Hackers are targeting developers sharing code on GitHub with a malicious email campaign designed to infect victims with a stealth malware called Dimnie. According to security experts, the Trojan has been flying under the radar for the past three years and targeted primarily Russians. However, a fresh campaign saw the Dimnie Trojan's focus shift to targeting GitHub developers.
The malware is capable of stealing passwords, taking screenshots and even self-destructing when necessary, according to Palo Alto researchers. GitHub members began reporting attacks in late January. However, security experts claimed that the attacks began several weeks prior to users reporting issues.
The researchers claimed that the 2017 Dimnie Trojan campaign had a "global reach" and characterised it as a "marked departure from previous Dimnie targeting tactics".
Explaining how the malware has stayed active yet relatively undetected in the past, the researchers said "multiple factors" such as camouflaging upload and download traffic as "innocuous user activity" have helped it maintain a low profile.
"Dimnie has taken advantage of defenders' assumptions about what normal traffic looks like," the researchers said. "This blending in tactic, combined with a prior penchant for targeting systems used by Russian speakers, likely allowed Dimnie to remain relatively unknown."

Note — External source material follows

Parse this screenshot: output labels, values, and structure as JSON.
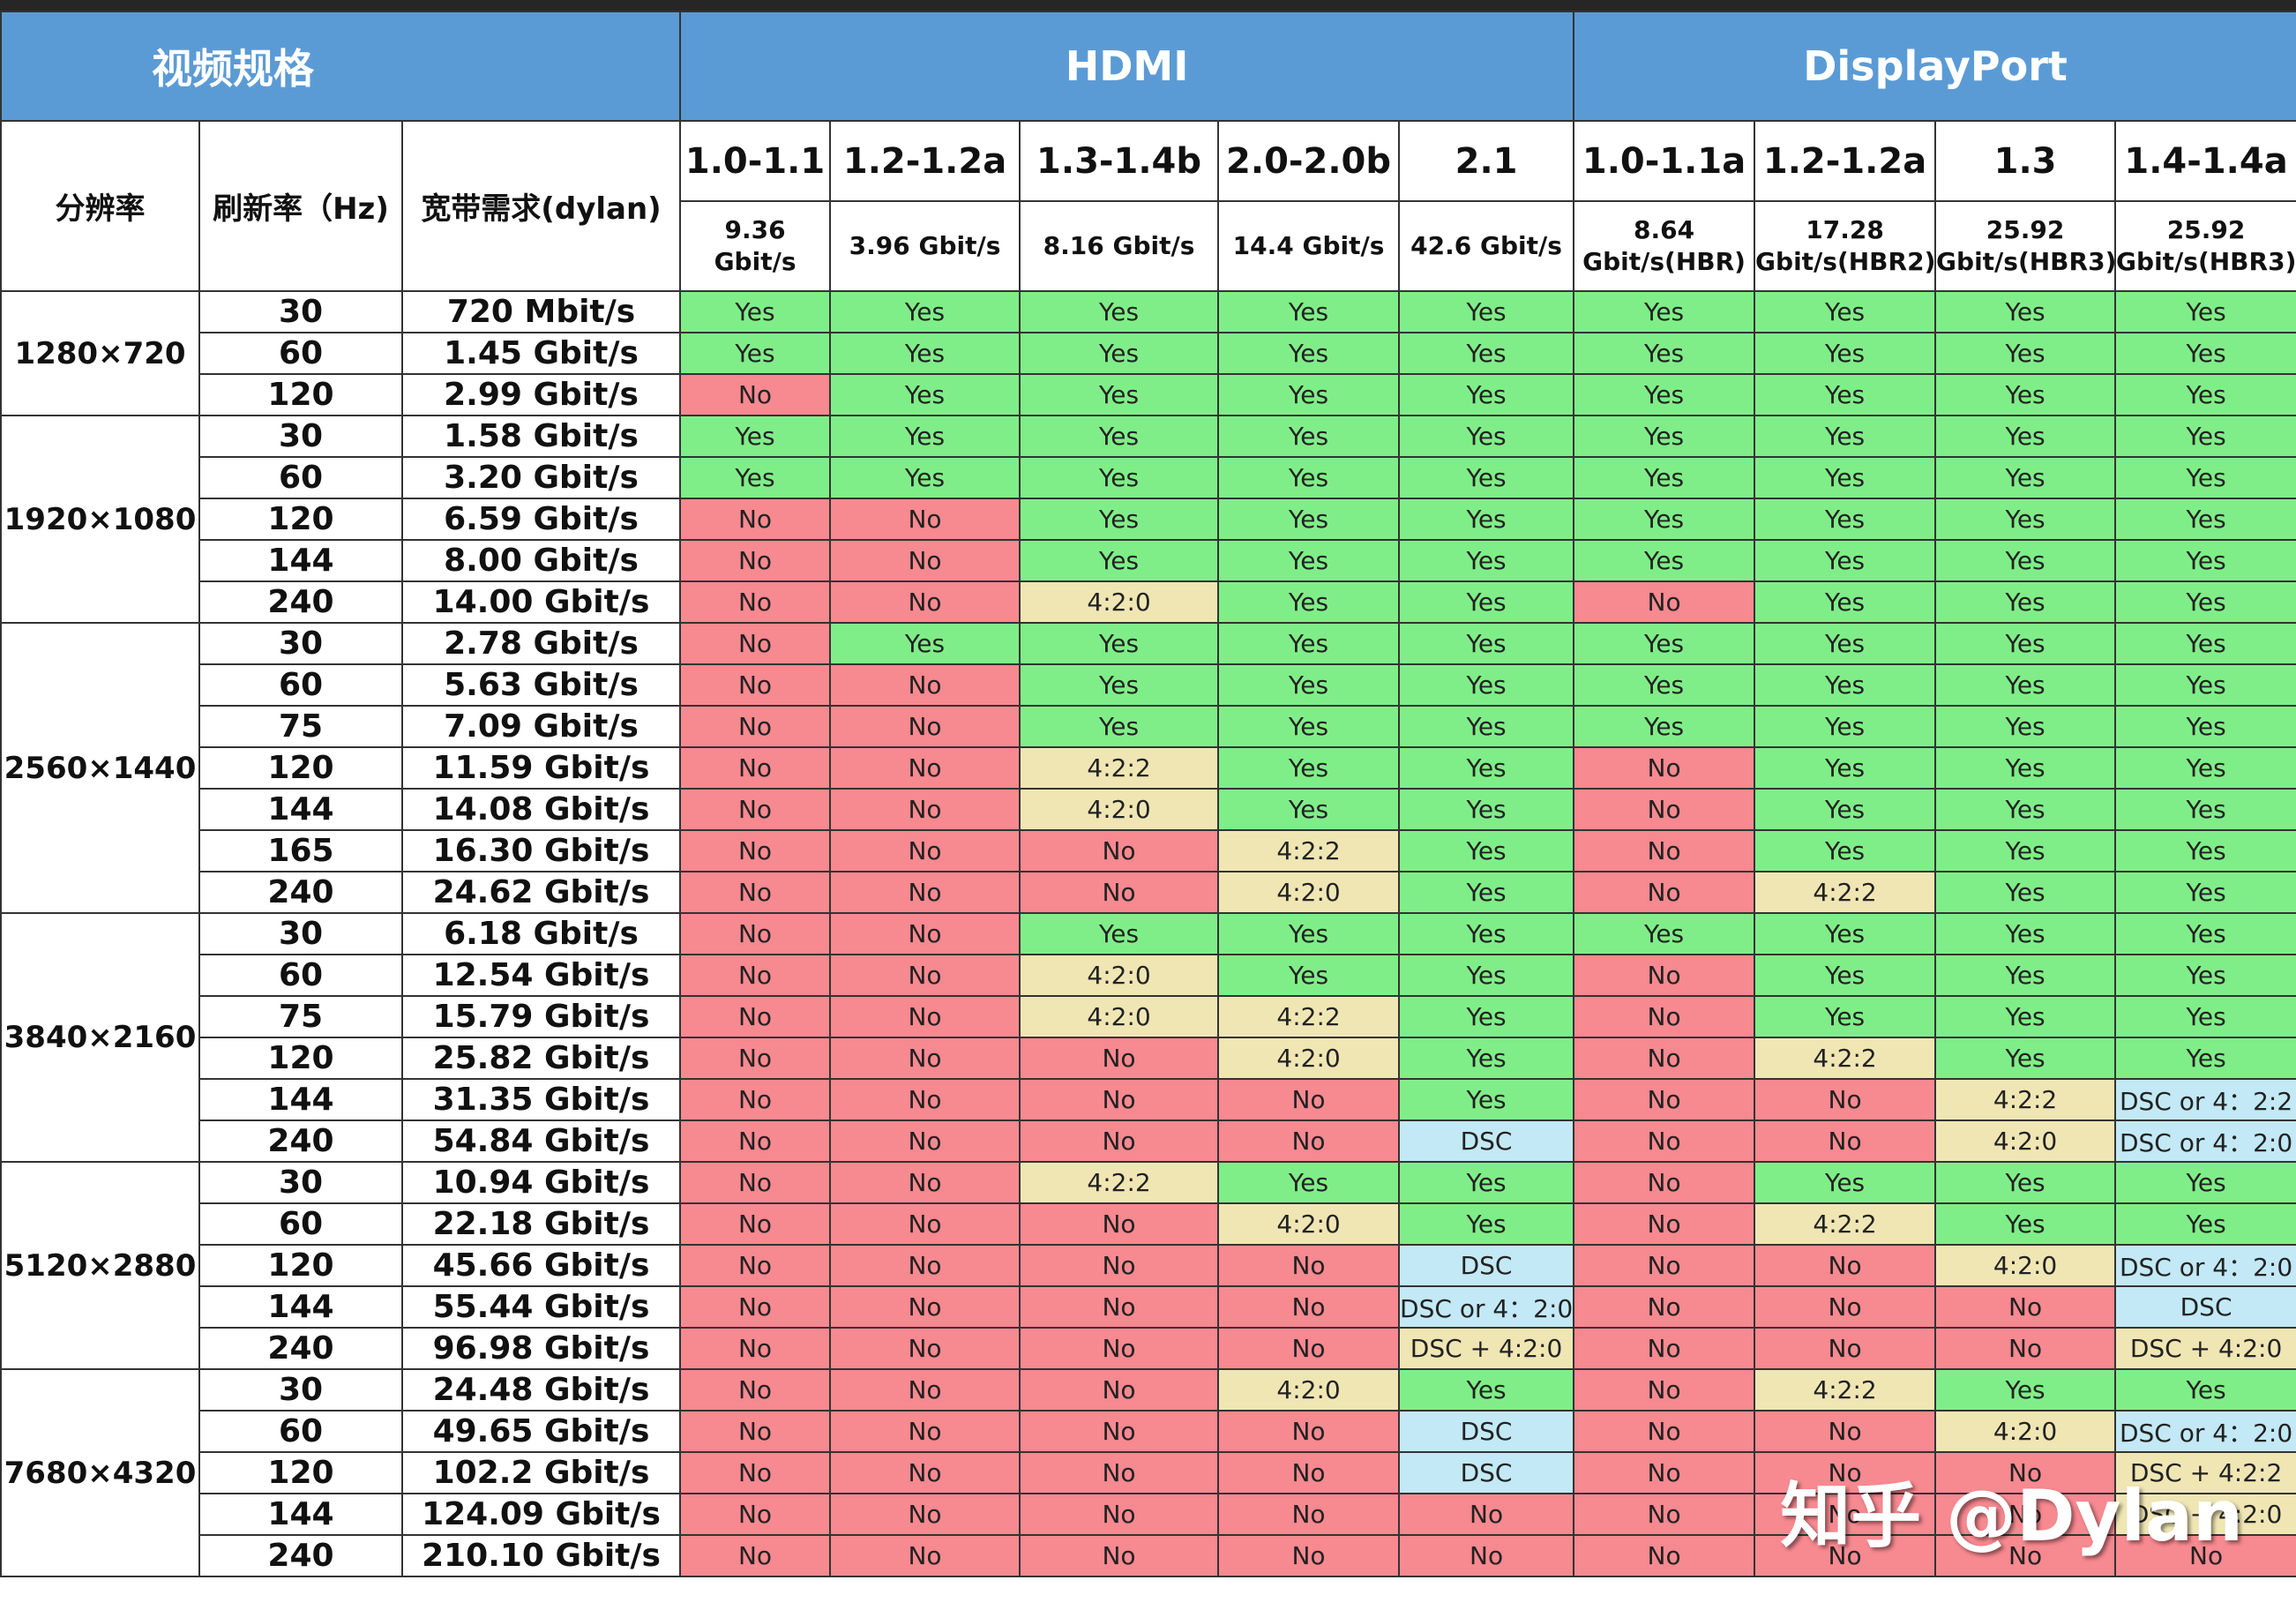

The malware is also capable of keylogging, exfiltrating PC data and interacting with attached smartcards. Moreover, in efforts to evade detection, Dimnie uses a wide variety of innovative techniques to camouflage data when sending it to servers controlled by the attackers.
Given the malware's stealth features and its ability to mask communications behind regular network traffic, the researchers have been unable to pinpoint when this fresh and updated version of Dimnie was developed and first launched in attacks. The identity and motivation of hackers behind the latest attacks also remain unclear.
However, reports speculate that one of the reasons why the attackers may have gone after GitHub developers, many of whom likely work for various organisations, may have been to gain access to the victims' workplace computer networks. Successful intrusion into such organisations may then allow hackers to launch reconnaissance campaigns and observe the targeted organisation's networks before launching large-scale attacks.